Objectifs atteints donc, avec cette séquence défense bien menée et jalonnée de « délivrables » faciles à porter au crédit du président Lương Cường, dans une démarche des médias nationaux pour lui donner une stature internationale respectée. 

dimanche 10 novembre 2024

Livraison prochaine de cinq avions d'entraînement T-6C Texan II au profit de l'Ecole de l'air vietnamienne (novembre 2024)

Bientôt du nouveau dans le ciel militaire vietnamien. Alors que l'armée de l'air a perdu un de ses 12 Yak-130 (06 novembre 2024), un observateur du trafic aérien sur l’aéroport de Glasgow a observé cinq avions d’entraînement Beechcraft T-6C Texan II, floqués des couleurs vietnamiennes et portant les numéros 601 à 605, faire une courte escale en Ecosse (poser le 05 novembre, redécollage le 06 novembre à l'aube à destination de Lyon, leur prochain saut de puce) avant de poursuivre leur long vol vers le Viêt Nam. 

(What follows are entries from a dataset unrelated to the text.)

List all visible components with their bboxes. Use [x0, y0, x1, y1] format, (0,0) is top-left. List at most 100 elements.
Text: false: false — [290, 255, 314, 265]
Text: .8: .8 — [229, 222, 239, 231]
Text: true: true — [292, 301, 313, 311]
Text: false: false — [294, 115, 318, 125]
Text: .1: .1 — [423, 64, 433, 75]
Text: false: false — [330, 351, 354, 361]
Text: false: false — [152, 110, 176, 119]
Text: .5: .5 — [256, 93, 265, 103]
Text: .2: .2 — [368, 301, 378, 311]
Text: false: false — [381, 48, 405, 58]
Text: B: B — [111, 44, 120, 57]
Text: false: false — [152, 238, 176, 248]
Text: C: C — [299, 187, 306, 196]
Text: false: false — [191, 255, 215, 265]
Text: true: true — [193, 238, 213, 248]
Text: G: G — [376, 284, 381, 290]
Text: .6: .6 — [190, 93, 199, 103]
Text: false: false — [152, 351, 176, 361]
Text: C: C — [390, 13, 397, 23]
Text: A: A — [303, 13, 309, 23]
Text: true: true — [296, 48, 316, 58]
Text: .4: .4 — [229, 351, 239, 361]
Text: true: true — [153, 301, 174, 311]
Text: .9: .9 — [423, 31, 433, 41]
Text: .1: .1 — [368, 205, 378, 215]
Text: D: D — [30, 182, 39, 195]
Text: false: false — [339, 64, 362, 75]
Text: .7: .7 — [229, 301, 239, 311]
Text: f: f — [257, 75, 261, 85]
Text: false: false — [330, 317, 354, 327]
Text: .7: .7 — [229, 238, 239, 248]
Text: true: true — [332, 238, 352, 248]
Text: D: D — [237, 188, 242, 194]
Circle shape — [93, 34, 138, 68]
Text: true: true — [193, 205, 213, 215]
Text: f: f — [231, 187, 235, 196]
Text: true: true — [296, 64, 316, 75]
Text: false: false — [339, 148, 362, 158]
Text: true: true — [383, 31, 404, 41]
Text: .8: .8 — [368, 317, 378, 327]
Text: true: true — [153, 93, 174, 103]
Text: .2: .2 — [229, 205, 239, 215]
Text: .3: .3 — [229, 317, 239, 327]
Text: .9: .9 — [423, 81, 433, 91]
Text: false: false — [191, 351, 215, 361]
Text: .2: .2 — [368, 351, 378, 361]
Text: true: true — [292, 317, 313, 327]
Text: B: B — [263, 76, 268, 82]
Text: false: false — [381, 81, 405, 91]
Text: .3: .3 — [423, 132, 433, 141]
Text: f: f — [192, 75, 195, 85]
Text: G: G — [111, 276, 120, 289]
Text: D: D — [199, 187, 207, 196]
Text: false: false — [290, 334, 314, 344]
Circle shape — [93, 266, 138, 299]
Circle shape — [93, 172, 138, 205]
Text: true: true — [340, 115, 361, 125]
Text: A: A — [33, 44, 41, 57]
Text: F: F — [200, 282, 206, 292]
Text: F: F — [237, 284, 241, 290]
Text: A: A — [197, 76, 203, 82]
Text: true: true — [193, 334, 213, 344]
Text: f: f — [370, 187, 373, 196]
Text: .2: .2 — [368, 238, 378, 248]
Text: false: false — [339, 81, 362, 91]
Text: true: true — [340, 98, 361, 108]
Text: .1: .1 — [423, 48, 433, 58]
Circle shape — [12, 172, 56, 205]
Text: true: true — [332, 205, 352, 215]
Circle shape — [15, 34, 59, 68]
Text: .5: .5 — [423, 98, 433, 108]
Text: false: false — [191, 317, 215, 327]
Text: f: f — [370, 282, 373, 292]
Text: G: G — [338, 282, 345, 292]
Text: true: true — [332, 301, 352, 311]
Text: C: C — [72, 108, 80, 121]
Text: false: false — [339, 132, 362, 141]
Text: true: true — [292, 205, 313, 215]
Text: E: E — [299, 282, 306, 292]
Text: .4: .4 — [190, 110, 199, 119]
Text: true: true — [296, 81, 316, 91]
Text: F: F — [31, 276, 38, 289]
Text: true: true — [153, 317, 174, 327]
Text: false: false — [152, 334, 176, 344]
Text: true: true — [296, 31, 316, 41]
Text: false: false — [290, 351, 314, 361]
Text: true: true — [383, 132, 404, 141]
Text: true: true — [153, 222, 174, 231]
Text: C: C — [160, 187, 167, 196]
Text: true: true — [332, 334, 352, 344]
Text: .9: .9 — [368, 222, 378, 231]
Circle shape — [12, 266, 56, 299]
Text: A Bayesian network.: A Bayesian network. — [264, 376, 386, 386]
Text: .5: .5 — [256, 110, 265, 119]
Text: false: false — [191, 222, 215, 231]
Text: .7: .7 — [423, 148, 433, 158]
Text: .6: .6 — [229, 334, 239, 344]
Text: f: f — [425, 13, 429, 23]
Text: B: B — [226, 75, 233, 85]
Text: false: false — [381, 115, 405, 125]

Le premier indice de l'intérêt vietnamien pour cet appareil remonte à 2018/2019, lorsqu'un premier pilote, bénéficiant du programme Aviation Leadership Program, a été formé sur cet appareil sur la base aérienne Columbus (Mississipi). Il semble que la première administration Trump s'était opposée à la cession de trois appareils dans le cadre du Building Partnership Capacity Programme. Visiblement, l’administration Biden en a décidé autrement, notamment au regard des enjeux régionaux mais aussi américains de sécurité en mer de Chine méridionale face à l’accroissement de l’affirmation de puissance de la Chine. Ce sont désormais cinq appareils qui ont été alloués à l’armée vietnamienne, et qui sont en cours de transit vers l'Ecole de l'air vietnamienne. 

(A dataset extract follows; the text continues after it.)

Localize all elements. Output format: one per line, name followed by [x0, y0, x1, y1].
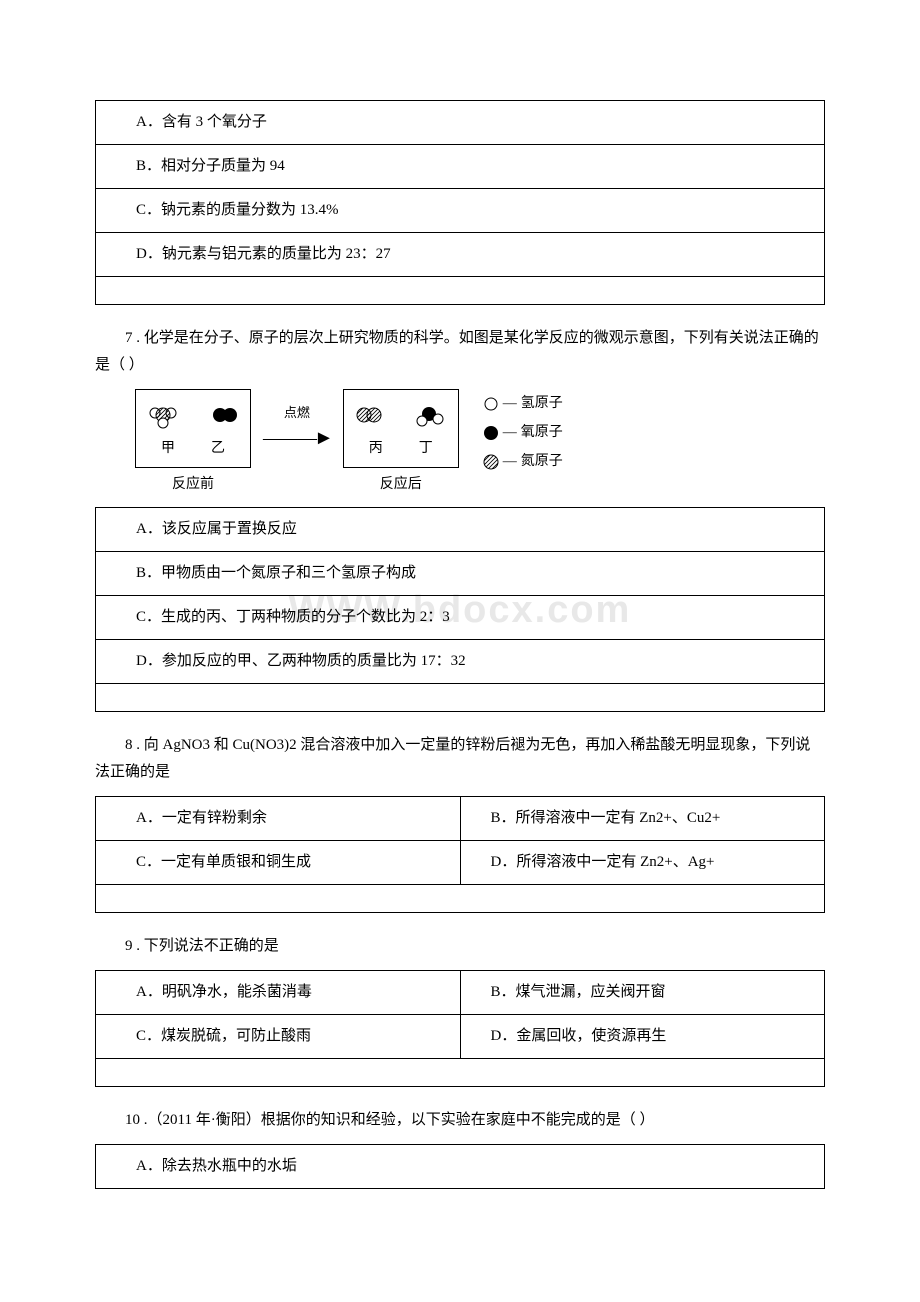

Ces appareils américains seront les premiers à intégrer l'ordre de bataille vietnamien depuis la fin de la guerre entre les deux ex-ennemis. Construits par la société Textron Aviation Defense, ils prendront place aux côtés des Yak-130 pour remplacer le parc très vieillissant de Yak-52. Ces appareils, sur lesquels plusieurs pilotes se forment depuis 2018 aux Etats-Unis (deux par an) puis se perfectionnent désormais sur simulateur en Thaïlande (Chiang Mai), devraient se voir assigner certes des missions d’entraînement au profit des élèves pilotes de l’Ecole de l’air, mais aussi des missions de surveillance de la zone économique exclusive vietnamienne en mer de Chine méridionale. Leur soutien logique de proximité sera assuré par Textron Aviation.

*    *

Si le parc d’avions de combat vietnamiens reste d’origine russe, l’armée vietnamienne confirme à nouveau sa disposition à diversifier ses équipementiers et à rechercher l’expertise technologique occidentale (avions de transport C-295, patrouilleurs maritime C-212 et DHC-6 déjà en service, sans parler du parc d’hélicoptères lui aussi teinté d’expertise européenne).

Premier crash d’un Yak-130 vietnamien (06/11/2024)

 

Le 06 novembre 2024 en fin de matinée, un Yak-130 en service au sein du Régiment 940, unité école de l’armée de l’air vietnamienne, s’est écrasé lors d’un vol d’entraînement. 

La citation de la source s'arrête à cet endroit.